The year that Stoke went to Wembley, the journey began with a third round tie at home to Cardiff which went to a replay.
I saw that game. And I'm not sure I've ever seen two teams trying harder not to win a game of football. Malky Mackay had his eyes on promotion and had picked a reserve side - Tony Pulis was far more concerned about making sure he stayed in the Premier League and did the same.
I've seen testimonial games with more tackles, and when Stoke eventually edged their way through with a couple of set-piece goals in extra time the celebrations would have made Saido Berahino's grumpy reactions to his four goals this weekend look like New Year's Eve fireworks.
By the time Wembley came round, the script had been rewritten. Stoke had always had a passion for the FA Cup that year and Pulis was telling the world about his romantic memories of watching finals on the TV as a kid before running out to play with his mates.
It's a tale worth telling after the horribly flat way that the Potters began this season's FA Cup journey.
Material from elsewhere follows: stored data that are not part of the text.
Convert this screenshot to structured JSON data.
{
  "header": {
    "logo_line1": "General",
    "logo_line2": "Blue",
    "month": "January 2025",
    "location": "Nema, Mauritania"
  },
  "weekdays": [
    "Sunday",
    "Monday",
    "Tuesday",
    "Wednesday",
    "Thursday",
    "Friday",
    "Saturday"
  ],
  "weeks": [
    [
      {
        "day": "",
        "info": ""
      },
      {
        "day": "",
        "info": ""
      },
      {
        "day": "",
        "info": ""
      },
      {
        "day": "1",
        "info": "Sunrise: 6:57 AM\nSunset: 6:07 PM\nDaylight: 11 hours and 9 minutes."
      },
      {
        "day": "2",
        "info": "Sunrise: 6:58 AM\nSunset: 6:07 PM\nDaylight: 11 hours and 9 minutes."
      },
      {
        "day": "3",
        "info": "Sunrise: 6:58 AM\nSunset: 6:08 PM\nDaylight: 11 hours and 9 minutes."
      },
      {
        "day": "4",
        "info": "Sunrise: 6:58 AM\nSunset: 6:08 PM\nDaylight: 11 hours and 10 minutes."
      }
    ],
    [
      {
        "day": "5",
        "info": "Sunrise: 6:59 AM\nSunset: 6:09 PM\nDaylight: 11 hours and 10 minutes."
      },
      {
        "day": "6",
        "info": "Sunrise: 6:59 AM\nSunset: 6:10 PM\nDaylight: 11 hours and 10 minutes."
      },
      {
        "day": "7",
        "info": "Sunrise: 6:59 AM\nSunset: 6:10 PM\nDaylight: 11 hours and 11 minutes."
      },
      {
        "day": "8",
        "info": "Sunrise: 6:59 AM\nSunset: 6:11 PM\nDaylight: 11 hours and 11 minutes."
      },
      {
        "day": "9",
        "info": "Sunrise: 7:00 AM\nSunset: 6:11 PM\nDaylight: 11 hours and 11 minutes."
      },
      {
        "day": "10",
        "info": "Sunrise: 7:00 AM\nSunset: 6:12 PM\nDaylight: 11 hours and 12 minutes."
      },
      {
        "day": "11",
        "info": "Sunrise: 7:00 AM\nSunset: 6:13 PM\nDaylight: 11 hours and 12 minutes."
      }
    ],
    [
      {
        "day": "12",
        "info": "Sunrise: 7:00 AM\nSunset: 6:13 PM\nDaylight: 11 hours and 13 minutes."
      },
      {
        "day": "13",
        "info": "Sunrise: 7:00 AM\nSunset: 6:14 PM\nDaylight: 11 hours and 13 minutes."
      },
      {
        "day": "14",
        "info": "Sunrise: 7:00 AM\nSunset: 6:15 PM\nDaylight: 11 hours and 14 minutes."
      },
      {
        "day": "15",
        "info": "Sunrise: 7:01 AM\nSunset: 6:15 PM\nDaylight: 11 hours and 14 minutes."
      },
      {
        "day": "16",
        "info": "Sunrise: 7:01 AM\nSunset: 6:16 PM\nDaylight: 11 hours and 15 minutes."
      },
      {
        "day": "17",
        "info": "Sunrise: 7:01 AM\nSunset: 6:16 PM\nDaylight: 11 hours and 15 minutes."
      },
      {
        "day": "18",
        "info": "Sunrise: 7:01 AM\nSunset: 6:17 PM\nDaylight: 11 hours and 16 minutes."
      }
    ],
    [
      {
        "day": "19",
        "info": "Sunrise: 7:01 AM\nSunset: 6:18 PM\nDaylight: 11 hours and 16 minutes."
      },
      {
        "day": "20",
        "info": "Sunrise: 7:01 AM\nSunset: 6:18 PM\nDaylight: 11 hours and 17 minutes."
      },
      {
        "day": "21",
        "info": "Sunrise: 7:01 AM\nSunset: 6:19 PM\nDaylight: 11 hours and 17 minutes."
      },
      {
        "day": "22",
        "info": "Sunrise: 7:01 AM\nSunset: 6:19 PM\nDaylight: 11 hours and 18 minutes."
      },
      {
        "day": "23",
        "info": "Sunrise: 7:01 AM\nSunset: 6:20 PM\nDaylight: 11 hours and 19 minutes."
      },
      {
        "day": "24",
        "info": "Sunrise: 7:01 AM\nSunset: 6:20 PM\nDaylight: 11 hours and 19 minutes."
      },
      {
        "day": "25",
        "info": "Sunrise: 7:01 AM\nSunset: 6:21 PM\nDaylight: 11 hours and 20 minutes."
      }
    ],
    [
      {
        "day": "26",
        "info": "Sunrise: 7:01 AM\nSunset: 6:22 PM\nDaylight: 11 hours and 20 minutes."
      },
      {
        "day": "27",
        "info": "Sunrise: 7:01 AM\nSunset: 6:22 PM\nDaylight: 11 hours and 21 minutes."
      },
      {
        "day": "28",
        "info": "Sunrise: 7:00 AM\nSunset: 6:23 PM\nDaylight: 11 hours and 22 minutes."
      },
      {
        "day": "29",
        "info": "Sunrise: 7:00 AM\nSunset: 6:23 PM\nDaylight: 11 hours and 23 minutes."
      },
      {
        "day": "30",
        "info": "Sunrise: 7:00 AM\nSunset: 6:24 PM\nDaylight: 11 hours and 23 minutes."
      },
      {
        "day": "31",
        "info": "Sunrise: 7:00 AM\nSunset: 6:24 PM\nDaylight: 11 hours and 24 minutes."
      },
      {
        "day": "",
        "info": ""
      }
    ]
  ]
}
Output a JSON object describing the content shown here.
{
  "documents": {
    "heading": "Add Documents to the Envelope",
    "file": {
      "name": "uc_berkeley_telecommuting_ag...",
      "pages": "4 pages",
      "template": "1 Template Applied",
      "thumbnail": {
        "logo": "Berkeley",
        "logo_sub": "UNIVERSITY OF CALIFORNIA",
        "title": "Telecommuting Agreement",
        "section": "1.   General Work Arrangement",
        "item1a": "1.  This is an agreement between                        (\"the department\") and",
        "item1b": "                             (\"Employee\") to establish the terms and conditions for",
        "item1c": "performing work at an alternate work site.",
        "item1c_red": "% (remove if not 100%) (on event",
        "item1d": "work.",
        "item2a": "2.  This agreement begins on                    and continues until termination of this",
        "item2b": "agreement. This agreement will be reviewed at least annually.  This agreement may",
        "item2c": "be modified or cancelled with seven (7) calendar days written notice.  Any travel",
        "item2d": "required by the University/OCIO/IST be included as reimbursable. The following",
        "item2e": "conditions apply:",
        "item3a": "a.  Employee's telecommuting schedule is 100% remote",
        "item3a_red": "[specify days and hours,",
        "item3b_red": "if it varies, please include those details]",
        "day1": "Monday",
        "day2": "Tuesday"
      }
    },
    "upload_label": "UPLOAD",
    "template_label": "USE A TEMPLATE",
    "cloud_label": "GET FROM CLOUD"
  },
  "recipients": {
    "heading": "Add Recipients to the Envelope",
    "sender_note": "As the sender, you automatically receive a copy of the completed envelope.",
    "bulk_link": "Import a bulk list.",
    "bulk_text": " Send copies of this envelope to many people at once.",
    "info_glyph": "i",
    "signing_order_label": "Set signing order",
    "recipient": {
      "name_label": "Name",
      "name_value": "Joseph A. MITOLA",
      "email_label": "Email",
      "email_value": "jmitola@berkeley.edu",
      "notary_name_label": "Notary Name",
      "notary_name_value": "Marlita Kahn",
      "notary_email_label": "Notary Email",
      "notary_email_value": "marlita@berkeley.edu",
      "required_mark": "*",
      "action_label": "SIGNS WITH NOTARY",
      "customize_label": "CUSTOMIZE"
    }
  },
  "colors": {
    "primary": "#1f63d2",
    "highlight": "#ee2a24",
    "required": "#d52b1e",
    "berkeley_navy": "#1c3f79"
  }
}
They were 10 minutes from becoming only the second Premier League team to lose to a non-League side after Wrexham, from the lower half of the Conference, had gone a goal up at the Britannia Stadium.
So even though two Steven Ireland goals ultimately got them out of jail with a 3-1 win, you can understand why Mark Hughes' side are as long as 36.035/1 in the betting to be this year's FA Cup winners.
I rather fancy a punt on that, though. Of course it isn't hard to see why the usual suspects of Chelsea, 5.79/2, Manchester City, 6.86/1, and Manchester United, 6.411/2, lead the market. But recent history proves that the game's oldest and grandest competition has begun to offer a chance to clubs from outside the elite, and Stoke have the right credentials to take advantage.
First of all, they are taking this competition seriously. Ryan Shawcross proves that - the club captain didn't want a rest at the end of the hectic Christmas schedule and Hughes didn't want to give him one, either.
Say what you like about Shawcross, and Arsenal fans still say plenty because they have never forgiven him for THAT tackle on Aaron Ramsey, but he's an old school professional. He's now (along with Sunderland's John O'Shea) one of only two outfield players in the Premier League who has played every minute of every game in every competition this season.
If you want somebody to get in the way of a shot, to head away a cross, to dish out a rollicking to a team mate, to be a leader on the field when things get tough, Shawcross is your man.
Then Stoke have shown they have the ability to upset a top side. They've won at Manchester City, Tottenham and Everton this season as well as beating Arsenal at home. And in Bojan when he is fit again they have a special player with the talent to unlock any defence.
And third, Hughes clearly cares about this and fancies putting an outing to Wembley on his CV. He handed out a rollicking for the poor performance afterwards rather than shrugging his shoulders and thinking it didn't matter.
Scraping a win against a non-League club might not seem the best formline. But the time May rolls around all we'll remember is the 3-1 scoreline. A bit like the last time the club went all the way to the final.